I’ve really appreciate some help. I’m working with the observations data for the Biodiversity portfolio project. It has 3 columns: scientific_name, park_name, and observations.
I’m trying to groupby park name to get sum of observations for all species in that park.:
park_grouped_obs = observation_data.groupby(['park_name']).sum()
However the dataframe I end up with only has 1 column: observations. (Index([‘observations’], dtype=‘object’))
It looks right when I print it:
But since I can’t work with the park_name column I’m finding it difficult to make graphs.

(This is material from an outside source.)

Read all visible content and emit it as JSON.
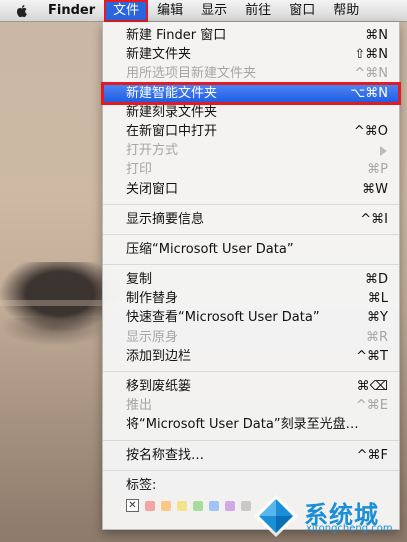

Nevermind, realised i needed to .reset_index()
also found a solution using as_index = False
What is the difference between using either solution?
groupby() from the Pandas docs:
The default for the parameter,
as_index= is True which means it returns the df object with the labels as indexes.
What was your code (don’t put it in a codebyte, just format it) for using
reset_index()? The default for the parameter
in_place is set to False which makes a copy of the df rather than changing the original df. When you use
inplace =True it modifies the original df and returns None.
It looks like you tried this(?):
numbersObs = observations.groupby('park_name').observations.sum().reset_index()
>> park_name observations
0 Bryce National Park 576025
1 Great Smoky Mountains National Park 431820
2 Yellowstone National Park 1443562
3 Yosemite National Park 863332
You can use matplotlib (or Seaborn) to make a viz of this. Just use park_name as the X axis and observations as the Y axis.